BattleMAPR (http://battlemapr.com/)

This free web application is limited to an 8x10 grid and has a very limited tile set and you can only only uses 3 layers per square.  Once you've set up an account you can add your own tiles, but there is a submission and approval process so it's not instantaneous.  Development seems to have stalled at the moment and I hope that the coders pick up work again soon as this is a veery noble effort and I really like the clean no nonsense interface.  4/10 "I will follow your progress closely young Jedi"

Pymapper (http://www.pymapper.com)

This is a free Windows application (and alledgedly Mac OSX and Linux using a Python interpreter) and is like a cross between TIAMAT and Dungeon Painter/Dunjinni.  It's predominantly a tile layout system for use with the WotC D&D tiles, the idea being that you can build a library of the tiles you have and then design using only those tiles.  The tiles are double sided and therefore you sometimes have to choose between one side or the other.  Fortunately there is an "unlimited" mode which allows you to use multiple copies of the same tile.  The interface is slow and a little clumsy as the tiles often don't snap to where you've dragged them, but it's better than nothing.  The tiles themselves are quite low res scans of the original and I'm not sure how good they'd look when printed out.  One big issue is that the tiles do not include any transparent "objects" like tables or chairs so if you want to dress your battlemap beyond the WotC offerings you are still going to have to hunt down the images in the CSUAC or in the Dunjinni forums.  6/10 "Almost a real contender"

Apologies if I've missed out any other tools, or if you know of any you want me to try out, just drop me a comment below.

Other Posts in this Series:


  1. I came across a tool called Pymapper but I haven't had a chance to try it out.

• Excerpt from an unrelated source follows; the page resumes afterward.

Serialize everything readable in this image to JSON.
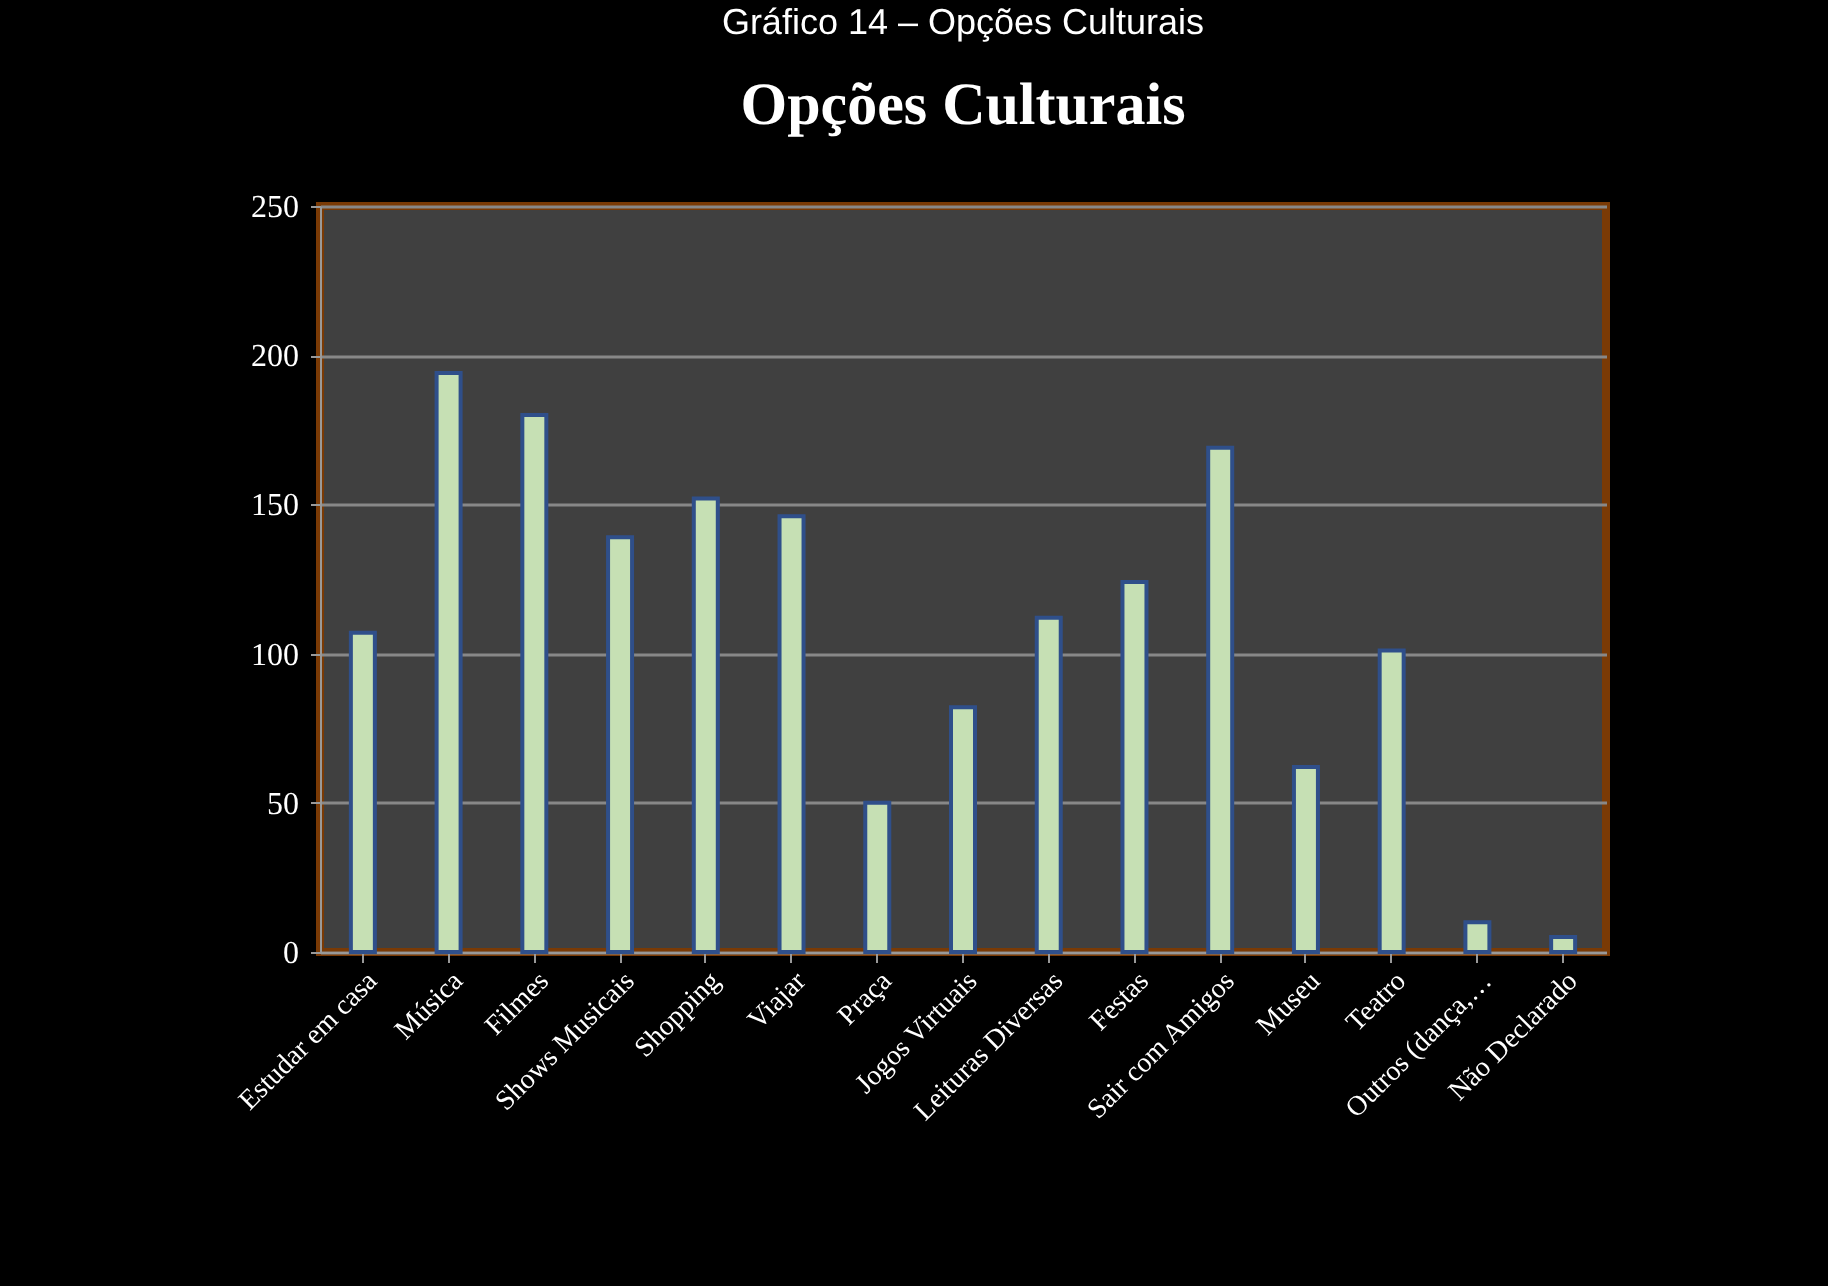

I would be interested to see how you compare it to those you have already tested.


  2. I've given Pymapper a miss as I'm running Mac OSX and the installation of Python was too onerus. However, I've downloaded all the tilesets and will do a comparison using Google Sketchup to lay them out.

  3. Great article. Gives a really good overview and some of them I didn't note before. Though I'd give Dunjinni a worse rating. Additional to your points mentioned you couldn't stick tiles to the grid, afair and the overall usability was bad. Therefore I just tried it once.

  4. Thanks Jan, The interface for Dunjinni is a bit quirky particularly where snapping to grid is concerned. In the "Tools" menu there's a "snap to grid" toggle and in the "Preferences" panel you can set whether it snaps to the center of a tile or on the vertices. I do find that I am constantly switching between vertices and center all throughout the build process.

  5. Great list! Definitely going to have to check out Dungeon Painter in more detail; I've been looking to create quicker battlemats for my Roll20 games for some time.

  6. A new one you might want to try out is MapForge (http://www.mapforge-software.com/). It's specifically designed for creating tactical-scale battlemaps.

    1. Thanks for the comment. I've not tried it, but the screenshots look good. I should really update this woefully out of date page.